Sociologist, research director, CNRS
My research projects are on the transformation of freedom and equality by values and norms of independence, within the vast domain of “mental health”. Their goal is to highlight new links between the ordinary and the individual in a way of life that is permeated by collective representations of independence.
After having worked for several years on the history of military training (The Military Corps. Politics and Pedagogy in a Democracy, 1983), a first book was on the dissemination of these collective representations in France through transformations in competition, the entrepreneurial spirit and consumption (“The Cult of Performance”, 1991). A second publication was on the rise of a new culture of mental suffering (“The Uncertain Individual”, 1995). A third one consisted of a case study using depression to link the new ways of acting and suffering in society (“The Weariness of the Self. Depression and Society”, 1998, translated into six languages).

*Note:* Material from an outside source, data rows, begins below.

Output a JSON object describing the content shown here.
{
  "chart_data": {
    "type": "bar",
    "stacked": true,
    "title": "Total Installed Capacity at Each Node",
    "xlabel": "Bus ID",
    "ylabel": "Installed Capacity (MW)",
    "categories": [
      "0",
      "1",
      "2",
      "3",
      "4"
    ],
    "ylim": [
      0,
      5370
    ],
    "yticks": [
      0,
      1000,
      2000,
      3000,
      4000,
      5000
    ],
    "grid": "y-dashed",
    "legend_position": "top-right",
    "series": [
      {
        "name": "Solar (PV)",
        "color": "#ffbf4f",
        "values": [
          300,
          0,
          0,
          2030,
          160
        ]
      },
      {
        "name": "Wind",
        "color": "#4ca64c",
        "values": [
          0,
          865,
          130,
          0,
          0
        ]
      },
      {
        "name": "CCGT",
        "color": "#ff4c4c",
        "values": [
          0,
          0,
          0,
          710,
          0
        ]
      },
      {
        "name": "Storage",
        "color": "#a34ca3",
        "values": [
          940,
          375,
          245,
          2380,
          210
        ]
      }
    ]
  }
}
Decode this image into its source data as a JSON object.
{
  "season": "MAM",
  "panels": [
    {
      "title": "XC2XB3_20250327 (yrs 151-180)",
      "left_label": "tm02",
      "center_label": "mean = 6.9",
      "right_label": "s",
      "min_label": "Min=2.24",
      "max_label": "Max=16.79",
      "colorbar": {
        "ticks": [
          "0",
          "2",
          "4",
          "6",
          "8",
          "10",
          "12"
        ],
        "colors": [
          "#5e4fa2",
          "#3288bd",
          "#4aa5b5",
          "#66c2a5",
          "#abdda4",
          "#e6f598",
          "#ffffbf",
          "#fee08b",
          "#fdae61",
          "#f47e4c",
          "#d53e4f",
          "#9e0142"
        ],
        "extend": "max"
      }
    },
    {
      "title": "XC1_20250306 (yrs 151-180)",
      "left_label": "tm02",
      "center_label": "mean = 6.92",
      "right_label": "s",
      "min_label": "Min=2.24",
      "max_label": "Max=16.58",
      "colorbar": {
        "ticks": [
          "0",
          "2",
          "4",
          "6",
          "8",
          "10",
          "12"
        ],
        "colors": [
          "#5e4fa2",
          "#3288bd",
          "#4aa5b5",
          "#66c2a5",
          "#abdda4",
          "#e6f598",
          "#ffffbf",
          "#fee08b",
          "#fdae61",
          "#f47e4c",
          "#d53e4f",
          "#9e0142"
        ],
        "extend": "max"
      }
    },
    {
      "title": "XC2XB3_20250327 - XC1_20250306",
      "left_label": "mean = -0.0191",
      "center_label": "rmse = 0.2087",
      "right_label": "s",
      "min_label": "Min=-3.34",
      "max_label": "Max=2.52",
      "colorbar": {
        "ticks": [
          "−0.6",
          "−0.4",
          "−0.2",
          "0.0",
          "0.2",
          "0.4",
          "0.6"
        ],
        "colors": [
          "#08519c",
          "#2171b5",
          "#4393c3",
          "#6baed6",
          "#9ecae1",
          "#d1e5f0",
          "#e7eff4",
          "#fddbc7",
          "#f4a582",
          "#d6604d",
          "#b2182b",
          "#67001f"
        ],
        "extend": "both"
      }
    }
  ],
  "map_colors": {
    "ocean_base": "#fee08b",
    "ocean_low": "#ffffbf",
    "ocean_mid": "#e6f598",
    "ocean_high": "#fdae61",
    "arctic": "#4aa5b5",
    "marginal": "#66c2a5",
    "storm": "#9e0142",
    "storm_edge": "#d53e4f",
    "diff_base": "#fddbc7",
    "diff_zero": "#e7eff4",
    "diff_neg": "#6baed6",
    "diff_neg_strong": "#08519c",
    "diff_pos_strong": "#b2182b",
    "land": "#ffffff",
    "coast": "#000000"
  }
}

My approach then evolved towards a comparative approach. My preceding book, “La Société du malaise” (2010, translated into Italian and German) dealt with the psychoanalytic version of the condition of independence – in its American and French variants – by questioning the canonical theme of the opposition between the individual and society. “La Mécanique des Passions. Cerveau, comportement, society” (2018) attacks the neuroscientific version of the condition of independence using another important canonical theme, the opposition between the biological and the social.